Ibnu Thufail sendiri juga mengkritik Ibnu Bajjah sebagai orang yang berfikir singkat, dan tidak berpandangan jauh. Baginya, Ibnu Bajjah hanya membangun fikiran filsafatnya atas kaidah-kaidah akal dan logika, seraya meremehkan dasar pengalaman lain yang bersifat kasyf rohani. Ia juga mengkritik Al-Farabi sebagai filsof yang ragu-ragu, dan tidak memberikan kepastian dalam masalah filsafat. Demikian juga Ibnu Sina, sebagai seorang yang menulis kitab as-syifa’, dimana dia mengatakan kitab itu ditulis berdasarkan mazhab Aristoteles, sedangkan orang yang membaca kitab itu tidak menemukan dalam dalam Aristoteles, juga mendapat kritik pedas dari Ibnu Thufail.
Hakikatnya, inti pemikiran Ibnu Thufail termuat dalam karyanya, yaitu Hayy Ibn Yaqzan. Dalam muqaddimahnya, Ibnu Thufail menjelaskan, bahwa tujuan penulisan buku itu untuk menyaksikan kebenaran (al-haq) menurut cara yang di tempuh oleh para Ahl Al-zauq dan musyahadah (para ahli tasawuf) yang telah mencapai tingkatan kewalian. Tak mudah untuk menjelaskan buku itu, isinya yang rumit padat dan penuh tamtsil. Tetapi hanya bisa di kemukakan dengan lambang Ibnu Thufail, yang menyajikan hakikat Hayy Ibn Yaqzan untuk membangkitkan minat semangat dan anjuran agar manusia bersedia menempuh jalan itu.

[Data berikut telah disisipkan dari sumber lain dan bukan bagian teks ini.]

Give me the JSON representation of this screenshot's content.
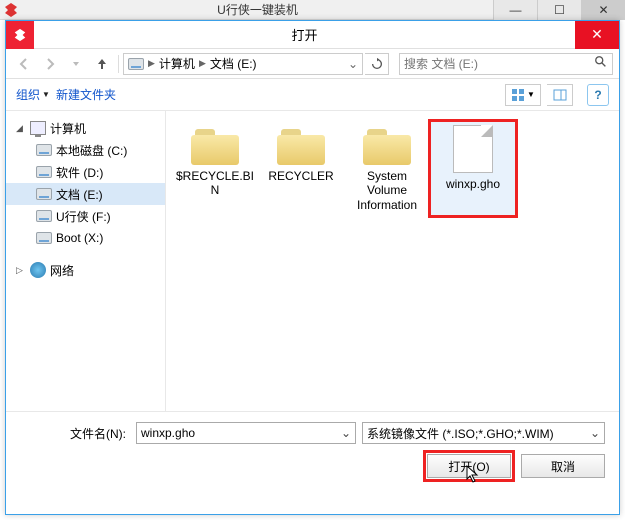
{
  "backwin": {
    "title": "U行侠一键装机"
  },
  "dialog": {
    "title": "打开",
    "breadcrumb": {
      "root": "计算机",
      "current": "文档 (E:)"
    },
    "search_placeholder": "搜索 文档 (E:)",
    "toolbar": {
      "organize": "组织",
      "newfolder": "新建文件夹"
    },
    "tree": {
      "computer": "计算机",
      "drives": [
        {
          "label": "本地磁盘 (C:)"
        },
        {
          "label": "软件 (D:)"
        },
        {
          "label": "文档 (E:)"
        },
        {
          "label": "U行侠 (F:)"
        },
        {
          "label": "Boot (X:)"
        }
      ],
      "network": "网络"
    },
    "files": [
      {
        "name": "$RECYCLE.BIN",
        "type": "folder"
      },
      {
        "name": "RECYCLER",
        "type": "folder"
      },
      {
        "name": "System Volume Information",
        "type": "folder"
      },
      {
        "name": "winxp.gho",
        "type": "file",
        "selected": true
      }
    ],
    "filename_label": "文件名(N):",
    "filename_value": "winxp.gho",
    "filter_value": "系统镜像文件 (*.ISO;*.GHO;*.WIM)",
    "open_btn": "打开(O)",
    "cancel_btn": "取消"
  }
}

Roman Hayy Ibn Yaqzan adalah, cara Ibn Thufail menjelaskan tentang Al-Hikmah al-Masyriqiyah (pengalaman mistik) sebagai kebenaran dan kebahagiaan tertinggi yang bisa dicapai melalui refleksi filosofis murni atau dengan interpretasi metaforis atas simbol-simbol keagamaaan. Menurut Ibn Thufail, filsafat adalah suluk untuk mencapai kebahagiaan tertinggi. Untuk mencapainya, seseorang harus menyepi dari kehidupan yang praktis sehari. Mereka harus mengasingkan diri dari hiruk- pikuk kehidupan sosial, karena akan mencemari fikirannya.

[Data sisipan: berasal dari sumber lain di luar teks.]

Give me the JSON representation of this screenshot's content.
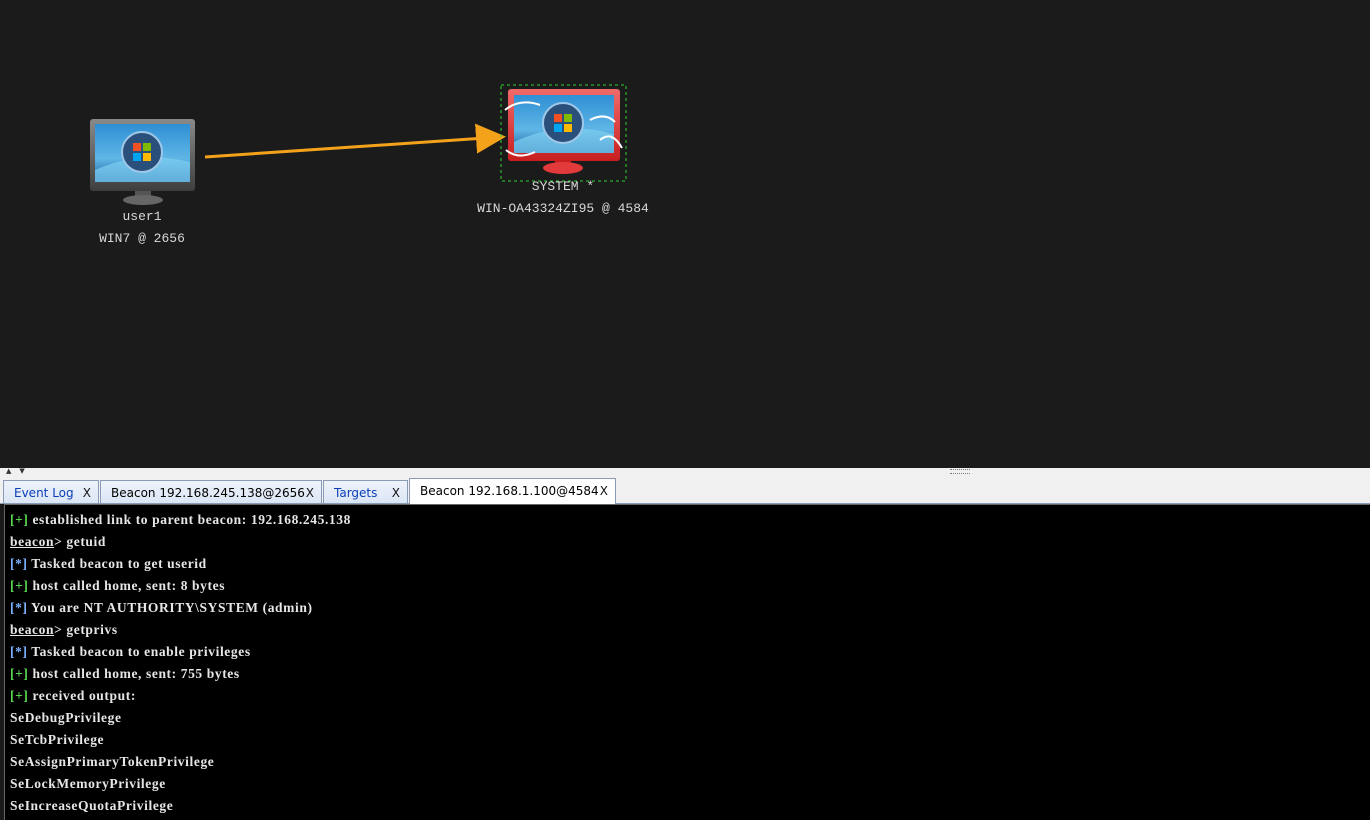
{
  "graph": {
    "nodes": [
      {
        "user": "user1",
        "host": "WIN7 @ 2656",
        "status": "normal",
        "icon": "windows-monitor-icon"
      },
      {
        "user": "SYSTEM *",
        "host": "WIN-OA43324ZI95 @ 4584",
        "status": "elevated",
        "icon": "windows-monitor-elevated-icon"
      }
    ],
    "link_color": "#f5a21b",
    "selection_color": "#2fd12f"
  },
  "tabs": [
    {
      "label": "Event Log",
      "close": "X"
    },
    {
      "label": "Beacon 192.168.245.138@2656",
      "close": "X"
    },
    {
      "label": "Targets",
      "close": "X"
    },
    {
      "label": "Beacon 192.168.1.100@4584",
      "close": "X"
    }
  ],
  "console": {
    "lines": [
      {
        "prefix": "[+]",
        "text": " established link to parent beacon: 192.168.245.138"
      },
      {
        "prompt": "beacon",
        "text": "> getuid"
      },
      {
        "prefix": "[*]",
        "text": " Tasked beacon to get userid"
      },
      {
        "prefix": "[+]",
        "text": " host called home, sent: 8 bytes"
      },
      {
        "prefix": "[*]",
        "text": " You are NT AUTHORITY\\SYSTEM (admin)"
      },
      {
        "prompt": "beacon",
        "text": "> getprivs"
      },
      {
        "prefix": "[*]",
        "text": " Tasked beacon to enable privileges"
      },
      {
        "prefix": "[+]",
        "text": " host called home, sent: 755 bytes"
      },
      {
        "prefix": "[+]",
        "text": " received output:"
      },
      {
        "text": "SeDebugPrivilege"
      },
      {
        "text": "SeTcbPrivilege"
      },
      {
        "text": "SeAssignPrimaryTokenPrivilege"
      },
      {
        "text": "SeLockMemoryPrivilege"
      },
      {
        "text": "SeIncreaseQuotaPrivilege"
      }
    ]
  }
}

Untuk mengetahui garis besar kandungan filsafatnya, kita bisa melihat karangka dasarnya, yang mengisahkan dua jenis kehidupan manusia di dua pulau. Pulau pertama berisi kehidupan individu manusia. Sedangkan pulau kedua berisi kehidupan masyarakat manusia. Dua jenis kehidupan tersebut dicoba dipertemukan, tapi tidak berhasil, hanya sebatas saling mengerti. Masing-masing kehidupan itu terkait dengan proses, alat, tingkat pengetahuan (makrifat), dan rumusan kebahagiaan yang dapat di capai.
Ada dua versi tentang kehidupan Hayy Ibn Yaqzan. Versi pertama, ia di lahirkan oleh saudari raja yang di kawini Yaqzan secara rahasia. Karena Ibunya Hayy takut perkawinannya di ketahui raja, maka setelah lahir, Hayy dimasukkan kedalam peti lalu di hanyutkan ke laut. Kemudian Hayy terdampar pada suatu pulau yang tidak di huni oleh Manusia, dikepulauan Hindia yang di lewati khatulistiwa, yaitu Pulau Waq-waq.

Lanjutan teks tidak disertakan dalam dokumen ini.